These new guidelines defined maximum PDE limits based on well-established elemental toxicological data for drug delivery methods (including oral, parenteral, inhalation, and transdermal), together with the analytical methodology using techniques such as plasma spectrochemistry to carry out the analysis. This meant that pharmaceutical manufacturers were required to not only understand the many potential sources of heavy metals in raw materials and active ingredients, but also to know how the manufacturing process contributed to the elemental impurities in the final drug products.

The beginning of the journey to regulate elemental impurities in pharmaceuticals in the late 1990s can be compared to the production of cannabis and hemp derived products today, where the sources of elemental contaminants, the toxicological impacts of the contaminants and the methodology to perform the measurements were not fully understood or developed. In particular, the elemental toxicological guidelines to regulate the cannabis industry are being taken very loosely from a combination of methods and limits derived by the pharmaceutical, dietary supplements, food, environmental, and cosmetics industries. Even though the process of manufacturing cannabinoids might be similar in some cases to drugs and herbal medicines derived from natural products, the consumers of cannabis and hemp products are using them very differently and in very different quantities, particularly compared to pharmaceuticals, which typically have a maximum daily dosage. The bottom line is that heavy metal toxicological data generated for pharmaceuticals over a number of decades cannot simply be transferred to cannabis, hemp, and their multitude of products. So, let’s take a detailed look at how the pharmaceutical industry approached bringing in comprehensive regulations using a risk assessment approach of those elements that are not only known to be toxic but also likely to be potentially found somewhere in the drug manufacturing process.
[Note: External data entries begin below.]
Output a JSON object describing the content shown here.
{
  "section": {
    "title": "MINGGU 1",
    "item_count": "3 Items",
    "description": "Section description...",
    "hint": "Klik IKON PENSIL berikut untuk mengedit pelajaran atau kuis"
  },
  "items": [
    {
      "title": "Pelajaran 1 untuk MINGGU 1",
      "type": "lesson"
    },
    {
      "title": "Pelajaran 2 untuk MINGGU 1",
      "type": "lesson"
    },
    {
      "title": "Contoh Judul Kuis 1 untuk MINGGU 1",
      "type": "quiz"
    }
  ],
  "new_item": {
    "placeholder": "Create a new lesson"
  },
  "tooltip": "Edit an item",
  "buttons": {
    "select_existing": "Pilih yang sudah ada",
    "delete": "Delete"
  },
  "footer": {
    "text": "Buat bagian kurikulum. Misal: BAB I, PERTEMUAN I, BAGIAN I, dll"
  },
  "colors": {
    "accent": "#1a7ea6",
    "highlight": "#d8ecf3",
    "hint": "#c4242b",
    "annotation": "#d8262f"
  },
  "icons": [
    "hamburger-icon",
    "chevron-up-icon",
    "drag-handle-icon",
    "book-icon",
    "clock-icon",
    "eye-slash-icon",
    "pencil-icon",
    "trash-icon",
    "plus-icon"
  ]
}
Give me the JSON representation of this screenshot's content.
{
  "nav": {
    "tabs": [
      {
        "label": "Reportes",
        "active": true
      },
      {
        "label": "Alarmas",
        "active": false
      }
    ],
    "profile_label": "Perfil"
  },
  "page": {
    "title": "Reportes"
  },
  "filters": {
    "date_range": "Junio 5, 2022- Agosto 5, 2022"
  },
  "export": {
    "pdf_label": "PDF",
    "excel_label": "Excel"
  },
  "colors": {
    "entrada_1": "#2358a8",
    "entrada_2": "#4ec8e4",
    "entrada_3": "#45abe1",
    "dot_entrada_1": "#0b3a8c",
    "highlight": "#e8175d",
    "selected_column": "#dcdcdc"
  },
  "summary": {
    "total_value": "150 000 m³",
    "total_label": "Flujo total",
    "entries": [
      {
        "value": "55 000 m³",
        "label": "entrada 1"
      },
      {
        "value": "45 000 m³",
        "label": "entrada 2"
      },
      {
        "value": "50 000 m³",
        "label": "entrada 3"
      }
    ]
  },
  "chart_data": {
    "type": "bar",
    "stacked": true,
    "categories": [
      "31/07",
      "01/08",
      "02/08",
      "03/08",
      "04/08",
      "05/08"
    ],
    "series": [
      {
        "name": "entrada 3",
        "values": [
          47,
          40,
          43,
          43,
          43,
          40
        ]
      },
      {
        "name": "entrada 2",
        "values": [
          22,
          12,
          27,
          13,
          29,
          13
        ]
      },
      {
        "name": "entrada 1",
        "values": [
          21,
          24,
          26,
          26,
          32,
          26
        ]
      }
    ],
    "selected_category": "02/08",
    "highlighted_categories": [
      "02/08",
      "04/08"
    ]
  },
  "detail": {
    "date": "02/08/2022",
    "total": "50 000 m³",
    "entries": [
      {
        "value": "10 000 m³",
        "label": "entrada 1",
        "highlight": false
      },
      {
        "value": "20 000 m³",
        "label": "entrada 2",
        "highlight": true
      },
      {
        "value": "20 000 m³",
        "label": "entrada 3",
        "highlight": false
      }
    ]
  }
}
The pharmaceutical risk assessment approach

ICH Q3D recommends that manufacturers conduct a product risk assessment by first identifying known and potential sources of elemental impurities7. Manufacturers should consider all potential sources of elemental impurities, such as elements intentionally added, elements potentially present in the materials used to prepare the drug product, and elements potentially introduced from manufacturing equipment or container closure systems. Manufacturers should then evaluate each elemental impurity likely to be present in the drug product by determining the observed or predicted level of the impurity and comparing it with the established PDE. If the risk assessment fails to show that an elemental impurity level is consistently less than the control threshold (defined as being 30 percent of the established PDE in the drug product), additional controls should be established to ensure that the elemental impurity level does not exceed the PDE in the drug product. These additional controls could be included as in-process controls or in the specifications of the drug product or substance.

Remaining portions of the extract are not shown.